In March this year, following mass cancellations of Fullers ferry services due to staff shortages, then immigration minister Michael Wood called a crisis meeting with Fullers, Auckland Transport and Waka Kotahi, after which, skippers and deckhands were added to the green list for visas.
"We've been working really hard on this, and there's a lot of progress that's been made," Horne said.
"This industry issue is not a short-term fix.
"We've worked through the immigration side of things, we're working through the wage increase to be internationally competitive, and we're working through the accelerated training piece as well - which to be fair we would have liked to have started six months ago, but simply were unable to.
"We've got lots and lots of people at the entry level, we're fully staffed, and we have progressed or signed off ... 550 people in the last seven months. What we need to do to get everything back up and running is sign off 2000 people across the same length of time - this is all about training and skills.
"So the accelerated programme that Auckland Transport and ourselves are now working together on - which is really important - allows us to get back to that point ... we're progressing our deckhands to skippers and we're progressing our small-boat skippers to large-boat skippers."
Horne said the pay rates it offered for skilled mariners were "25 percent under what you'd get in Australia. And we're still working with government as to how we resolve that."
The company wanted the government to fund an increase in their pay rates: "For contracted services, absolutely. For commercial services we pick that up ourselves. That's a big increase, and that's what we're strongly advocating and working towards."
They wanted to add another $30 an hour for a skipper to put their pay at about $140,000 a year, he said.
Though immigration rules were still a problem, he said.
"The other thing is it's always been about immigration as well, and getting short-term very skilled people in as quickly as we can. There's three or four [highly-skilled staff] we've got in recently, but there's a long way to go with that as well.
"It's still around visa processing times, particularly with families. So those settings, apart from being on the green list, the rest of it actually hasn't changed.
"The other part ... is the qualifications from overseas do not match the qualifications in New Zealand, so there's another delay around that as we have to work through individually those qualifications."
In March, Fullers told Checkpoint they were 50 staff down, so did they begin work on staff retention and succession planning early enough to avoid a crisis situation? Horne said they had been working on the problem for 18 months.
In March, Horne told Checkpoint that if the government loosened immigration regulations, the Coromandel Peninsula could have its ferry service back. However, after the immigration regulations were loosened, there was still no return in sight for the Coromandel service.
Horne said there was also no plan for the Rotorua summer ferry service to be restarted, and all charter work and 'destination tourist' work was also on hold for the company.
"Where we're doing the accelerated training at the moment, that's to get contracted services with AT back to where they need to be.

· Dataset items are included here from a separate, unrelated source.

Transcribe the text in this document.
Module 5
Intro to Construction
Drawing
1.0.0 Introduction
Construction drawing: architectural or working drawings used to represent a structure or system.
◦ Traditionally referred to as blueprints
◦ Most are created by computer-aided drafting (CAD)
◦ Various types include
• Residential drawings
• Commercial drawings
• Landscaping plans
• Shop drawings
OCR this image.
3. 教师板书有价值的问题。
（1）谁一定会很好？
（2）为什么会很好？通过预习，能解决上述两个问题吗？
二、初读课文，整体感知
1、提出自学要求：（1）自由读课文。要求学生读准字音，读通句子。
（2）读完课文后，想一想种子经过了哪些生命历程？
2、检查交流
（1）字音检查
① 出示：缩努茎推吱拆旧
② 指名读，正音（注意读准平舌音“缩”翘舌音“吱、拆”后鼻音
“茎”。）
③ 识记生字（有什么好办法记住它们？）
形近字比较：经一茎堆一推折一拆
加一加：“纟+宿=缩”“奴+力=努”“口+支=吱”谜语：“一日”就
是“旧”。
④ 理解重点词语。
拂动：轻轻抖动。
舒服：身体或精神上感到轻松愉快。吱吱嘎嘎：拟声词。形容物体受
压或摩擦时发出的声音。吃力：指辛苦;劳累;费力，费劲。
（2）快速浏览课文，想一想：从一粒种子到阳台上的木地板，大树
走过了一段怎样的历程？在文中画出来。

We're working really hard to get those back.
"[We need people who are] skilled - seven to 10 years [of experience]. It's a long-burn in terms of getting what we need back into the country and training people up. So this is not just a Fullers issue, this is an industry issue."
When asked if Fullers had delivered a substandard service and let their Auckland customers down, he disagreed.
"I challenge anyone to look at who else is doing it better than we are in New Zealand at this point. We're working really hard."